Die Aktionen von Interkommunaler Arbeitsgemeinschaft "Pro A 1" und Bürgerbündnis sollen eine möglichst rasche Finanzierung des Lückenschlusses ermöglichen. Dabei müsse sich vor allem der Konkurrenz mit der B 50 neu gestellt werden, sagt Werner Klöckner, Bürgermeister der Verbandsgemeinde Daun. Hintergrund: Statt wie bisher mittels Fünf-Jahres-Plänen würden beim neuen Bundesverkehrswegeplan Mittel für die Länder jährlich bereitgestellt. "Wir wollen und müssen dafür kämpfen, dass die A 1 gleichberechtigt in die Mittelbereitstellung kommt, wie die B 50 neu", sagt Klöckner. Und zwar sowohl für den Abschnitt bis Kelberg, der theoretisch schon gebaut werden könnte, als auch für die beiden Abschnitte Blankenheim-Adenau-Kelberg, deren Baureife 2004 vorliegen soll. An das Ziel der Landesregierung, bis 2010 den Lückenschluss zu verwirklichen, glaubt Klöckner ohnehin nicht mehr. Nach seiner Rechnung ist frühestens 2015 damit zu rechnen. Verärgert reagiert er auf die aus seiner Sicht zu zögerliche Haltung der rheinland-pfälzischen Landesregierung, die bislang nicht wie die NRW-Regierung darauf hinwirken will, den "besonderen naturschutzfachlichen Planungsauftrag" für den Lückenschluss aus dem Bundesverkehrswegeplan streichen zu lassen (der TV berichtete).
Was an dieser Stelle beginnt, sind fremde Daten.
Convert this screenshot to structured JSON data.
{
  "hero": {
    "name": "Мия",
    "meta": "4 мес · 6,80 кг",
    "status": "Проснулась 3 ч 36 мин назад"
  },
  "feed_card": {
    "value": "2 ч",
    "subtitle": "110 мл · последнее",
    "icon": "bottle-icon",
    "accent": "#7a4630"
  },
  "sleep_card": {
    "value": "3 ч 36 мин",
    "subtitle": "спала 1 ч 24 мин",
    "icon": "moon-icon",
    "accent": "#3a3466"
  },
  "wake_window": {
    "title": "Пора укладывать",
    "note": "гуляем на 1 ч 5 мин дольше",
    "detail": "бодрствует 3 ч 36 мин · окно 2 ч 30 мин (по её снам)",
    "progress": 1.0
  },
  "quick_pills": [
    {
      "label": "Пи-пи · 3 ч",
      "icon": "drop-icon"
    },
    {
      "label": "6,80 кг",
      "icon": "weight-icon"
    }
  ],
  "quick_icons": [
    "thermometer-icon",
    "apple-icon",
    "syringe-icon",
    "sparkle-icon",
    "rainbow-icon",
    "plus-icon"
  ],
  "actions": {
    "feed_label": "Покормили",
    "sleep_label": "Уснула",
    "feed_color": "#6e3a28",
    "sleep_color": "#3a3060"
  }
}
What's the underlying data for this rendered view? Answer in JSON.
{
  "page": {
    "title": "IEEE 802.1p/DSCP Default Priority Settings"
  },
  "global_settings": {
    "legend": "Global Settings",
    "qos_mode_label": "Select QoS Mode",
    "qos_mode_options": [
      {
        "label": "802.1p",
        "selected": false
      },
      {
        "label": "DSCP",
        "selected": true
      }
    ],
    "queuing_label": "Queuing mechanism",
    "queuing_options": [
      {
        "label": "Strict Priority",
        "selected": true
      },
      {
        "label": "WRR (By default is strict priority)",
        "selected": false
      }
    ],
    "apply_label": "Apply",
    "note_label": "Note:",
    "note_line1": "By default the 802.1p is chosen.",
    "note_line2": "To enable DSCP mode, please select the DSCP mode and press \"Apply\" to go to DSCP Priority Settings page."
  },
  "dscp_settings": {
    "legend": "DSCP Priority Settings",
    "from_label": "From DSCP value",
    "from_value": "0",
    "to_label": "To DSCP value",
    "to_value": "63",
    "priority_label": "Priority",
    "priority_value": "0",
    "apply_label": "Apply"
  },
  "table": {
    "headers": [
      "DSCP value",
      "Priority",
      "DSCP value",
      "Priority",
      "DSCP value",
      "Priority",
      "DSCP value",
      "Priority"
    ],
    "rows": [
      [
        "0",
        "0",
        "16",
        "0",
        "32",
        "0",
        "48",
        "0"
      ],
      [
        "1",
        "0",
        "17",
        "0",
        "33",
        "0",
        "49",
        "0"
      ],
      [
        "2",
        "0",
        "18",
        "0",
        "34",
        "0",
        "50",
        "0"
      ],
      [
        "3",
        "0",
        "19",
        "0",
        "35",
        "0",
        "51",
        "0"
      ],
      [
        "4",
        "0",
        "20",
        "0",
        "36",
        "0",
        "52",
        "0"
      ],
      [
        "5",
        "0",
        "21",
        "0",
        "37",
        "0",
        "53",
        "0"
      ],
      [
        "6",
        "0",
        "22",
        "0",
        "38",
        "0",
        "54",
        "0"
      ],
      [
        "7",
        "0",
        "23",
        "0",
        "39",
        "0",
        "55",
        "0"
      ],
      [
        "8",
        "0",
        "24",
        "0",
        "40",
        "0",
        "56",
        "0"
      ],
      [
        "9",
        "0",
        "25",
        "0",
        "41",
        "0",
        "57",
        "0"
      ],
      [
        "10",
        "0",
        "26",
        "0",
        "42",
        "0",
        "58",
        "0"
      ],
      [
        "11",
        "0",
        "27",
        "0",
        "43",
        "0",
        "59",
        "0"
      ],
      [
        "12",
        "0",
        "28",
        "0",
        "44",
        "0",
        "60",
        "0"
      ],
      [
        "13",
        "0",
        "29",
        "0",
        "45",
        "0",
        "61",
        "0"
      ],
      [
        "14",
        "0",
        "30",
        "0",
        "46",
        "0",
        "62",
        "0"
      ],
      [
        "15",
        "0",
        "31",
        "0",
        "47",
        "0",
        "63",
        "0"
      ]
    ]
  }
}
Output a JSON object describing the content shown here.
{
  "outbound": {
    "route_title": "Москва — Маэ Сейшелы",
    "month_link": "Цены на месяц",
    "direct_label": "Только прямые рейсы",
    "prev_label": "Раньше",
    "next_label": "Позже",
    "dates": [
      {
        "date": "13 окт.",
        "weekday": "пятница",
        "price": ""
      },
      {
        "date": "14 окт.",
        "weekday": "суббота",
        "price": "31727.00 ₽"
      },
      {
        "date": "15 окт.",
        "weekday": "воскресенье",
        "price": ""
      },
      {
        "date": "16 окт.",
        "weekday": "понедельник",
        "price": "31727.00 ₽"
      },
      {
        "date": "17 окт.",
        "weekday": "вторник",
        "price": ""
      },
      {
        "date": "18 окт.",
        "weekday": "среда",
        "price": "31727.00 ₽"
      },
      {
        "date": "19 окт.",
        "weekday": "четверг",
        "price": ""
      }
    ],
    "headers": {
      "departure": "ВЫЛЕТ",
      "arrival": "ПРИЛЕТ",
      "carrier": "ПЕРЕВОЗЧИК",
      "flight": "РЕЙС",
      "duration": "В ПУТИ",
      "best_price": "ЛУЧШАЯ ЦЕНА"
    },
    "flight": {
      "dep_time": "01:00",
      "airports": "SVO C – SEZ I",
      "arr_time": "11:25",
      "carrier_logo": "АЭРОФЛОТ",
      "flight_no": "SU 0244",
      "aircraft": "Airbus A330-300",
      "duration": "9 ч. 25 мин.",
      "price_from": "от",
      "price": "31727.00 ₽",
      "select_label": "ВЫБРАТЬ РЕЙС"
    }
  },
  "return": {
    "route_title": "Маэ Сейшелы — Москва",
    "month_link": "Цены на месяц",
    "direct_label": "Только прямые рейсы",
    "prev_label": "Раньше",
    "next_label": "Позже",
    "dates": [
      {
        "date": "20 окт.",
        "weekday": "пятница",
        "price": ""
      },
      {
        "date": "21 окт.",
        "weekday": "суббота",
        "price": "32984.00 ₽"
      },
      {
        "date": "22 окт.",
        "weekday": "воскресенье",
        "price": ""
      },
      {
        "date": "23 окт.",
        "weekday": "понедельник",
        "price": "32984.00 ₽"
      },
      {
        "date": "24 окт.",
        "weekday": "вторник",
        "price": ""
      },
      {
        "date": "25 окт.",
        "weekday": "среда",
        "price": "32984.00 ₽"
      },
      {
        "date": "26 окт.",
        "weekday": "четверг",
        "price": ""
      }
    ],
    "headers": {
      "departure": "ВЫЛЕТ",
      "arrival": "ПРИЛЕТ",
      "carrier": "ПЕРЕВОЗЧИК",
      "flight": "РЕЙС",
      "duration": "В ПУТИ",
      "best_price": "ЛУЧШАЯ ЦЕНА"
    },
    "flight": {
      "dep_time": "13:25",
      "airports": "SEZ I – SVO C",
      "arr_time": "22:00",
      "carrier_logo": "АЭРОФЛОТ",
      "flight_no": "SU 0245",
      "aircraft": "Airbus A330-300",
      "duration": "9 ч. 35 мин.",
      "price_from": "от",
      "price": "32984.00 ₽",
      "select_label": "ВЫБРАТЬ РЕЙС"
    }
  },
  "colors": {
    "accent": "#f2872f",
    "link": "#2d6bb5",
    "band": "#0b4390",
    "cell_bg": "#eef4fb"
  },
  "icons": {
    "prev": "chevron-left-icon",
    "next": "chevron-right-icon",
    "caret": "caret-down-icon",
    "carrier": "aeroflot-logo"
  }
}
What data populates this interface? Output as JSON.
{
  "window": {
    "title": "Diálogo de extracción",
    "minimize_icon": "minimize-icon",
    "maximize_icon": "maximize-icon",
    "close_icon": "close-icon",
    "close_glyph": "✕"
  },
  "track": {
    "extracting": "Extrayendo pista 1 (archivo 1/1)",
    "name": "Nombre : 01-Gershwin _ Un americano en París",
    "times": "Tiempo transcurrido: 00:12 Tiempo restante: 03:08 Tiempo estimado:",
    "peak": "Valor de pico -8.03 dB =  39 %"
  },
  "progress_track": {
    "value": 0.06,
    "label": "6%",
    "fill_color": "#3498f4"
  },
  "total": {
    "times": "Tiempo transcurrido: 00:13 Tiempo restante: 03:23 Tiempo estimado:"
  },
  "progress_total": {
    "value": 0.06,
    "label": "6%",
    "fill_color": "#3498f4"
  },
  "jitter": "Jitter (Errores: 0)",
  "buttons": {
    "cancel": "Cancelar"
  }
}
Die IHK und HWK Trier fordern derweil in einem Brief an den rheinland-pfälzischen Verkehrsminister Hans-Artur Bauckhage Aufklärung unter anderem in der Frage, was das Land unternehmen will, damit es beim A 1-Lückenschluss keine Verzögerungen durch Ausweisung von FFH- oder Vogelschutzgebieten geben wird. Hintergrund: Das von Rheinland-Pfalz an die Europäische Union nachgemeldete Vogelschutzgebiet "Ahrgebirge" in den Kreisen Ahrweiler, Daun und Mayen-Koblenz, das die A 1 teilweise tangiert, ist noch nicht förmlich festgelegt. Erst wenn das der Fall ist, kann ein Planfeststellungsbeschluss rechtskräftig werden.